• Sam Bennett

  • The Things We Keep

    Advising
    A home is like a glimpse into our heads. The things we silently keep tell a visual story of us. I interviewed 16 East Harlem residents and discussed 93 of their most special possessions. I created photo-typologies of these items and analyzed their spatial placement. We keep our most special things in plain view, yet we do not interact with them as often or as fully as we wish to. Meanwhile, media encourages us to fill our home with things we need, creating a homogenized identity. As a response, I made Home Moves, a card set meant to encourage the user to explore their possessions and their meanings within the home.
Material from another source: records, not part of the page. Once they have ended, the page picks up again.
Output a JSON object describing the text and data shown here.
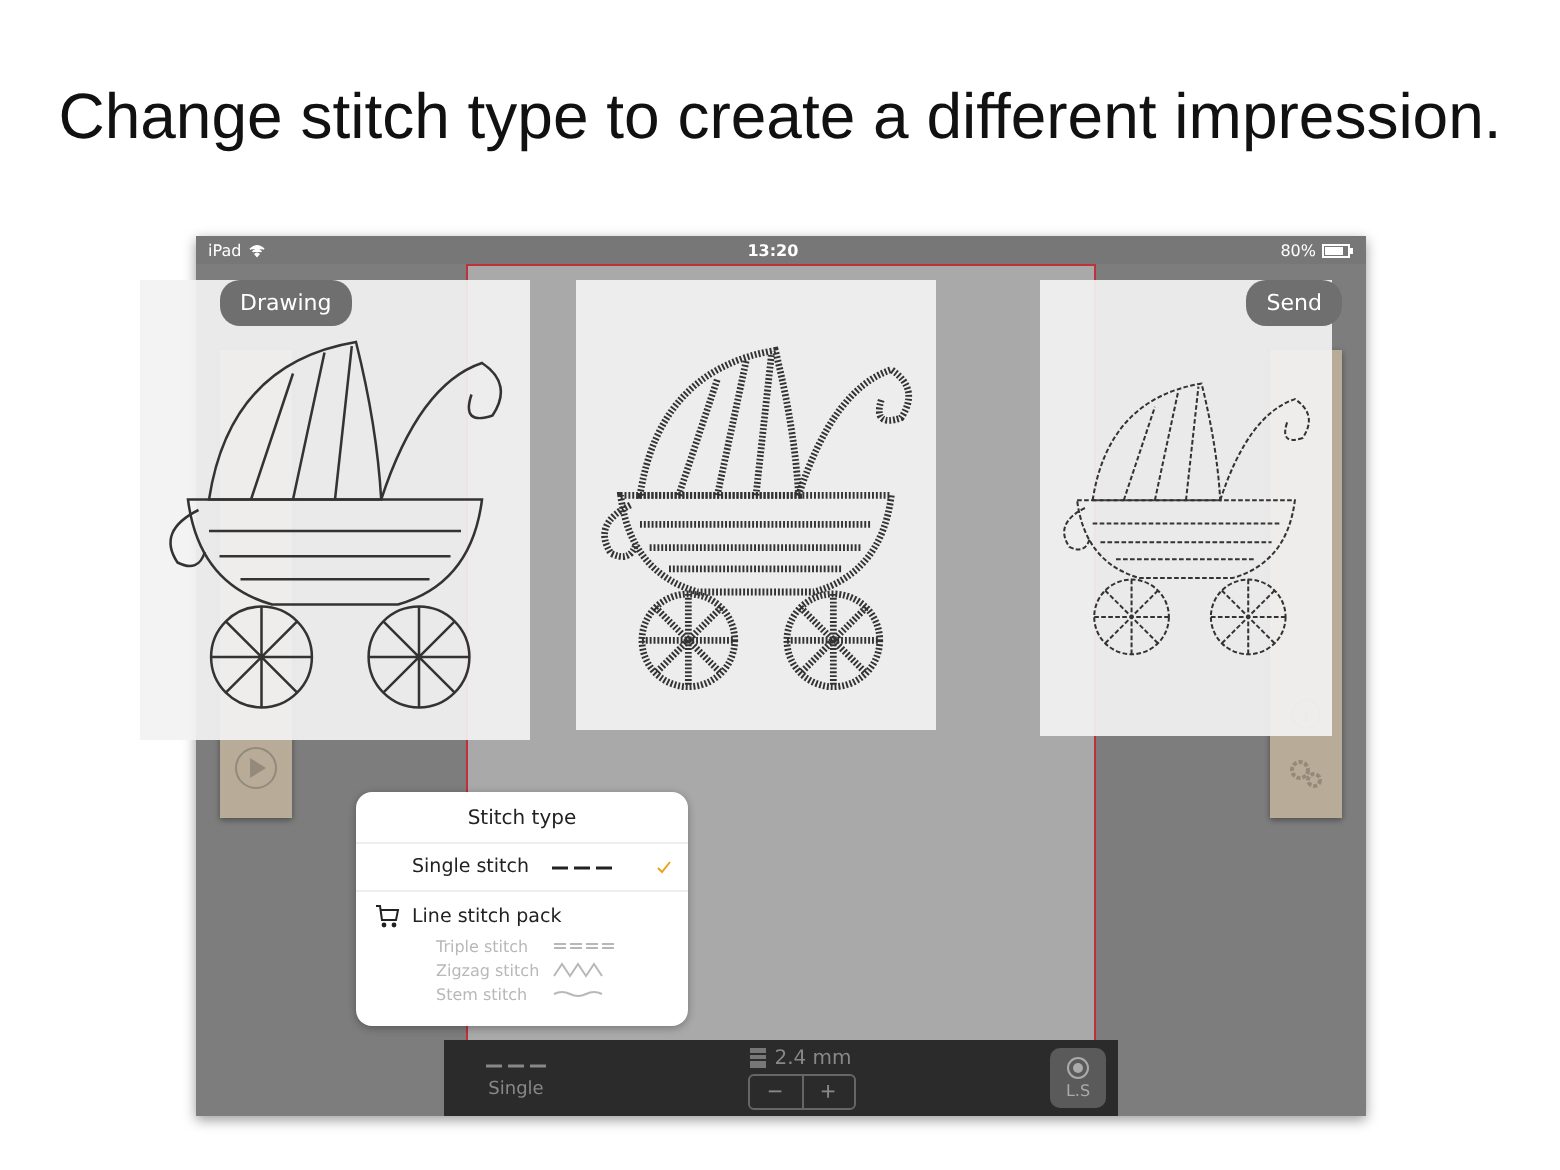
{
  "headline": "Change stitch type to create a different impression.",
  "status_bar": {
    "device": "iPad",
    "time": "13:20",
    "battery": "80%"
  },
  "toolbar": {
    "left_button": "Drawing",
    "right_button": "Send"
  },
  "stitch_popover": {
    "title": "Stitch type",
    "options": [
      {
        "label": "Single stitch",
        "kind": "dashed",
        "selected": true
      }
    ],
    "pack": {
      "label": "Line stitch pack",
      "items": [
        {
          "label": "Triple stitch",
          "kind": "triple",
          "disabled": true
        },
        {
          "label": "Zigzag stitch",
          "kind": "zigzag",
          "disabled": true
        },
        {
          "label": "Stem stitch",
          "kind": "stem",
          "disabled": true
        }
      ]
    }
  },
  "bottom_bar": {
    "stitch_label": "Single",
    "size": "2.4 mm",
    "minus": "−",
    "plus": "+",
    "ls_button": "L.S"
  },
  "samples": [
    {
      "kind": "outline"
    },
    {
      "kind": "zigzag"
    },
    {
      "kind": "running"
    }
  ]
}
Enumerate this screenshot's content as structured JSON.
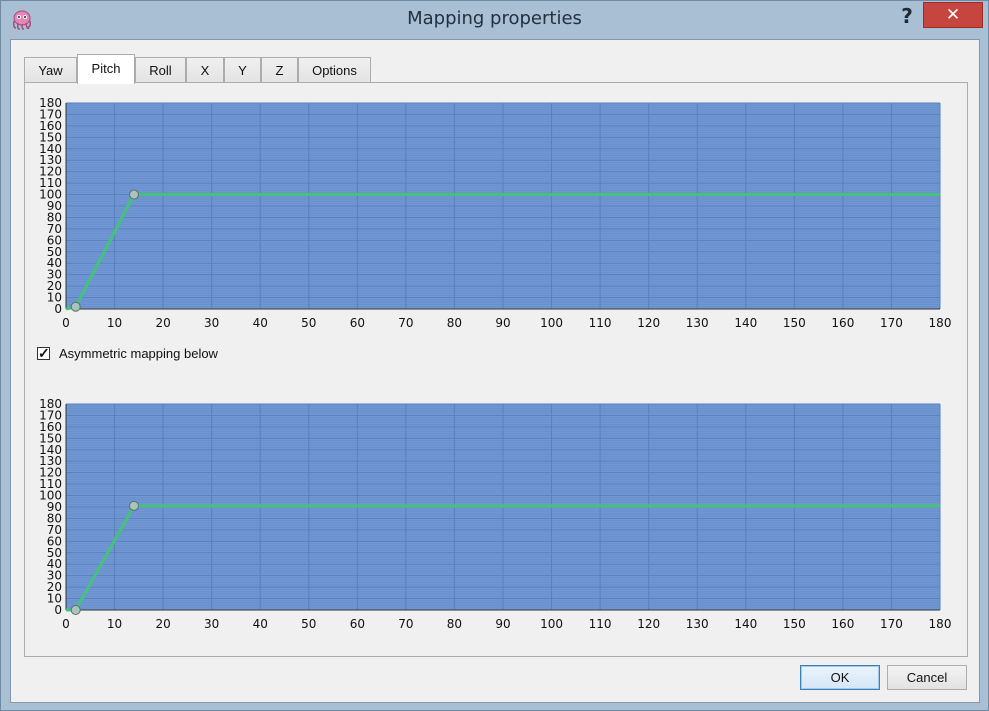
{
  "window": {
    "title": "Mapping properties",
    "help_label": "?",
    "close_label": "✕"
  },
  "tabs": [
    {
      "label": "Yaw",
      "active": false
    },
    {
      "label": "Pitch",
      "active": true
    },
    {
      "label": "Roll",
      "active": false
    },
    {
      "label": "X",
      "active": false
    },
    {
      "label": "Y",
      "active": false
    },
    {
      "label": "Z",
      "active": false
    },
    {
      "label": "Options",
      "active": false
    }
  ],
  "asymmetric": {
    "label": "Asymmetric mapping below",
    "checked": true,
    "check_glyph": "✓"
  },
  "buttons": {
    "ok": "OK",
    "cancel": "Cancel"
  },
  "colors": {
    "plot_bg": "#6f98d4",
    "grid_major": "#5a80bd",
    "grid_minor": "#6a8fcd",
    "curve": "#45c27a",
    "control_point": "#a8c4bc"
  },
  "chart_data": [
    {
      "type": "line",
      "series": [
        {
          "x": [
            0,
            2,
            14,
            180
          ],
          "y": [
            0,
            2,
            100,
            100
          ]
        }
      ],
      "control_points": [
        {
          "x": 2,
          "y": 2
        },
        {
          "x": 14,
          "y": 100
        }
      ],
      "xlim": [
        0,
        180
      ],
      "ylim": [
        0,
        180
      ],
      "xticks": [
        0,
        10,
        20,
        30,
        40,
        50,
        60,
        70,
        80,
        90,
        100,
        110,
        120,
        130,
        140,
        150,
        160,
        170,
        180
      ],
      "yticks": [
        0,
        10,
        20,
        30,
        40,
        50,
        60,
        70,
        80,
        90,
        100,
        110,
        120,
        130,
        140,
        150,
        160,
        170,
        180
      ],
      "grid": true
    },
    {
      "type": "line",
      "series": [
        {
          "x": [
            0,
            2,
            14,
            180
          ],
          "y": [
            0,
            0,
            91,
            91
          ]
        }
      ],
      "control_points": [
        {
          "x": 2,
          "y": 0
        },
        {
          "x": 14,
          "y": 91
        }
      ],
      "xlim": [
        0,
        180
      ],
      "ylim": [
        0,
        180
      ],
      "xticks": [
        0,
        10,
        20,
        30,
        40,
        50,
        60,
        70,
        80,
        90,
        100,
        110,
        120,
        130,
        140,
        150,
        160,
        170,
        180
      ],
      "yticks": [
        0,
        10,
        20,
        30,
        40,
        50,
        60,
        70,
        80,
        90,
        100,
        110,
        120,
        130,
        140,
        150,
        160,
        170,
        180
      ],
      "grid": true
    }
  ]
}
We completed Home Move #16: "Remove everything until only your identity remains." Next, we tried Home Move #17: "Remove everything until only the necessities remain." We kept the TV, couch, dining table, two chairs, a typewriter, letters, and photo albums. The place echoed. Some mornings, I sat at the corner table, flipping through photos I hadn't looked at in years. At night, we ate on the floor in front of the TV. Maybe we didn't need a dining table after all. Daylight hit my wall above an outlet into which a computer charger was plugged. Is this the future? Will a digital recording—an image, a sound, or a story—eliminate the need for the physical item? I wondered about the memories in my building. Could an underused apartment lobby become a community living room? With a set of biodegradable mycelium stools, the lobby becomes a space for displaying, sitting, and conversing, as residents are invited to bring their most special item to the lobby. In the future, this space will become a museum of all that came before, evidence that these people and their possessions existed in their place and time.